Wednesday, March 11, 2009

Financial Crisis Update

Commentary

Here is an update pointing to all the blogs in chronological order that related to the financial crisis:

Excerpt

I remember sitting in on a meeting with an AIG portfolio manager sometime in early 2007 where the topic of conversation was the corporate CDS market. It was a standard chat where we talked about the market environment as well as the most recent product innovations.

Though mostly unmemorable, there was one moment in the meeting that I will never forget. As the marketing guys were pitching mezz tranches to the PM, I threw in a comment that if credit spreads were to widen the delta of the tranche would go up thus increasing the mark-to-market (MTM) sensitivity, and thus net credit exposure, of the trade. This the PM calmly brushed aside responding “we are not MTM sensitive” as he reached for another piece of fruit.

How about them MTM-apples now?

Brief Outline of What Happened

The broad outlines of the story are the following.
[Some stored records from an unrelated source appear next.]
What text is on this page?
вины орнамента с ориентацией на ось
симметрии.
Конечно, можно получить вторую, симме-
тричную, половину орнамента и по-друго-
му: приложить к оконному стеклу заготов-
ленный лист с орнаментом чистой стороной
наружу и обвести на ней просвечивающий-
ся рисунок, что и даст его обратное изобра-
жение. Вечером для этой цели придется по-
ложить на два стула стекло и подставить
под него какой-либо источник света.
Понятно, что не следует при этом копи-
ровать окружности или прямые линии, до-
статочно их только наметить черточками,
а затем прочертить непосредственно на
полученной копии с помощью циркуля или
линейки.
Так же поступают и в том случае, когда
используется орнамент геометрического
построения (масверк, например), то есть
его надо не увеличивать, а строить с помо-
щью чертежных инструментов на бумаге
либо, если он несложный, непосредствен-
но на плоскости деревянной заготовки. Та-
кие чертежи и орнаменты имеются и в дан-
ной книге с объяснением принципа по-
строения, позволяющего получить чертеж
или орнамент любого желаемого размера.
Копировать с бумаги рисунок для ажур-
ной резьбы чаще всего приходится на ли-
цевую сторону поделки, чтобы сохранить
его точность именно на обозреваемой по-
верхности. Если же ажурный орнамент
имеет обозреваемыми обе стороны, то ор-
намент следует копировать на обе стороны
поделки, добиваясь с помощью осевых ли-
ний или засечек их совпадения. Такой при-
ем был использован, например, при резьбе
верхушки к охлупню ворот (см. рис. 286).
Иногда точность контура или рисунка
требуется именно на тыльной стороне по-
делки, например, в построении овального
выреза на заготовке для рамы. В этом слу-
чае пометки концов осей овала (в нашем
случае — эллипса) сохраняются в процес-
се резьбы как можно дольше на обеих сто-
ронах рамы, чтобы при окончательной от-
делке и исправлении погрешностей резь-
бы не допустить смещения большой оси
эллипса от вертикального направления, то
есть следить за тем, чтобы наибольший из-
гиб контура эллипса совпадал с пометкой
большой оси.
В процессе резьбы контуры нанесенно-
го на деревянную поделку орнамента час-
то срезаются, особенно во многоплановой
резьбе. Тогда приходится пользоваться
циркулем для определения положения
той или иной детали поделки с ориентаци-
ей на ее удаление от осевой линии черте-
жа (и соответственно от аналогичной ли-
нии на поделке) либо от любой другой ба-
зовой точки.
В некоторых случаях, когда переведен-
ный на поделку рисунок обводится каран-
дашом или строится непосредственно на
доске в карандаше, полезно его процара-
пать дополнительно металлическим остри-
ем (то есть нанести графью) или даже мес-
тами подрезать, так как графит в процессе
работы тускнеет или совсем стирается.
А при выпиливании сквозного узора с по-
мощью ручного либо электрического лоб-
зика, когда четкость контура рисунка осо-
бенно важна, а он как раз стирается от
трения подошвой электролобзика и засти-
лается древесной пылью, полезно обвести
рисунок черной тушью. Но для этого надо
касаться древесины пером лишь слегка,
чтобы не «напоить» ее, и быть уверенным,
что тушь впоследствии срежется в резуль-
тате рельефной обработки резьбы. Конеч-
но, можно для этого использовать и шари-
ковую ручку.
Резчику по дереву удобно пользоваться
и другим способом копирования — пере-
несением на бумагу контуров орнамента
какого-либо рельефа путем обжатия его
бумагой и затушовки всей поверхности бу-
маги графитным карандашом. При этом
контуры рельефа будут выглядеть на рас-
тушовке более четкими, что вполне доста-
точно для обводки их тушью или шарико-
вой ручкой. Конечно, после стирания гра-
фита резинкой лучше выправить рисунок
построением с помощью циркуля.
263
As part of an effort to expand its insurance underwriting business, AIG (more precisely, London-based AIG Financial Products) began writing protection on supersenior (senior to AAA) ABS CDOs. By the time lax underwriting standards led AIG to get out of this business in 2005, it had sold some $560bn of protection.
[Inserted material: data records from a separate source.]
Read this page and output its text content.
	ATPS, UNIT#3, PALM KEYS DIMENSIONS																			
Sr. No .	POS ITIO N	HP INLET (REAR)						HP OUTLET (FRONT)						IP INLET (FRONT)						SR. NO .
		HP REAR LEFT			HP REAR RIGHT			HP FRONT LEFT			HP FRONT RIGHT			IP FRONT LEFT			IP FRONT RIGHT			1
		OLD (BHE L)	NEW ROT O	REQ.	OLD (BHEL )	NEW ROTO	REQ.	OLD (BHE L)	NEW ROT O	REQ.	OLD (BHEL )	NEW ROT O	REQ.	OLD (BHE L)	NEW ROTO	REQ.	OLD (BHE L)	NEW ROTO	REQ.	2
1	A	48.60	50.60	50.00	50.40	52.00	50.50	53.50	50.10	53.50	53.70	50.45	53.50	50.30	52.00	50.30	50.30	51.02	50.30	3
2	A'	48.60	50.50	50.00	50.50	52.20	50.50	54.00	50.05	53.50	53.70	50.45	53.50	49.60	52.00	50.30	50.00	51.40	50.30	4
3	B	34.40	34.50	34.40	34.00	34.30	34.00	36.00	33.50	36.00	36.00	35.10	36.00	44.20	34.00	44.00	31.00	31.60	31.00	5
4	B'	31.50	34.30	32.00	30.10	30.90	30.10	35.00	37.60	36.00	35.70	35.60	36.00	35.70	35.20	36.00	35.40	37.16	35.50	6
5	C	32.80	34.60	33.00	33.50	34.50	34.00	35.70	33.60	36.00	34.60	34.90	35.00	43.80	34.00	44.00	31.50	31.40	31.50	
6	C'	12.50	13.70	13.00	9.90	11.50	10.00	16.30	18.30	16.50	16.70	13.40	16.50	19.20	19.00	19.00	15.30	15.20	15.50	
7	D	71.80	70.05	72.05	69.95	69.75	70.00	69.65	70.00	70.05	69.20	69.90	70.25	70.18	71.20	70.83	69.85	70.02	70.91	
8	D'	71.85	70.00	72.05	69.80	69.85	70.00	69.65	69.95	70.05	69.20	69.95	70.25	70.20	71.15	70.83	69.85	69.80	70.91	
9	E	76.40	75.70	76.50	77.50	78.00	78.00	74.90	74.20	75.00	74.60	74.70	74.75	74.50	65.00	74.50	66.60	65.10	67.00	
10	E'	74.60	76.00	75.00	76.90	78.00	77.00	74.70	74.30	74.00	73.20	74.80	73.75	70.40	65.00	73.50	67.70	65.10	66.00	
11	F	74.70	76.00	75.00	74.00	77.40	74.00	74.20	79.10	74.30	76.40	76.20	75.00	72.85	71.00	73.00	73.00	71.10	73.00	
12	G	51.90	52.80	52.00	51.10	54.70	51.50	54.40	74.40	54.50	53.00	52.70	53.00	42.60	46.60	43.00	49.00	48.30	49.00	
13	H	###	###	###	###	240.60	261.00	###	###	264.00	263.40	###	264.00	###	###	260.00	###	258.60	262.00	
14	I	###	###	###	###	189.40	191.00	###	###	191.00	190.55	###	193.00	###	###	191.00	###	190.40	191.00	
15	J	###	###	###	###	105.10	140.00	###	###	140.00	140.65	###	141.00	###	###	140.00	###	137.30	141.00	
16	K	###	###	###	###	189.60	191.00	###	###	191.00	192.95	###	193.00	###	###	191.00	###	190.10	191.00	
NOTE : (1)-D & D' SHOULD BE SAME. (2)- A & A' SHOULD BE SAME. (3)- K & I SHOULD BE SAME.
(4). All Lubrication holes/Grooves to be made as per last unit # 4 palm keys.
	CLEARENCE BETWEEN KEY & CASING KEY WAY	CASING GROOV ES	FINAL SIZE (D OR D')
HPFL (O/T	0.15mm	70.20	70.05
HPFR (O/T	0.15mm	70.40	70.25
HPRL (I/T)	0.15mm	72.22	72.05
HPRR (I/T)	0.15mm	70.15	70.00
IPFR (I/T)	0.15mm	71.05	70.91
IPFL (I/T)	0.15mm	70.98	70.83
By 2007 spreads had widened enough that counterparties started to demand that AIG post collateral on the trades, which by mid 2008 totaled over $16bn. Following its first and second quarterly losses of $5.3bn and $7.8bn, AIG, under pressure, adjusted the valuation methodology for its CDO portfolio (word at the time was the company was not mark-to-marking the trades) - leading to a further $8bn writedown. On September 15th - the Monday following the Lehman default, AIG’s rating was cut, effectively guaranteeing a bankruptcy of the company. Concernerned about the effect on world markets, the government stepped in with a bailout.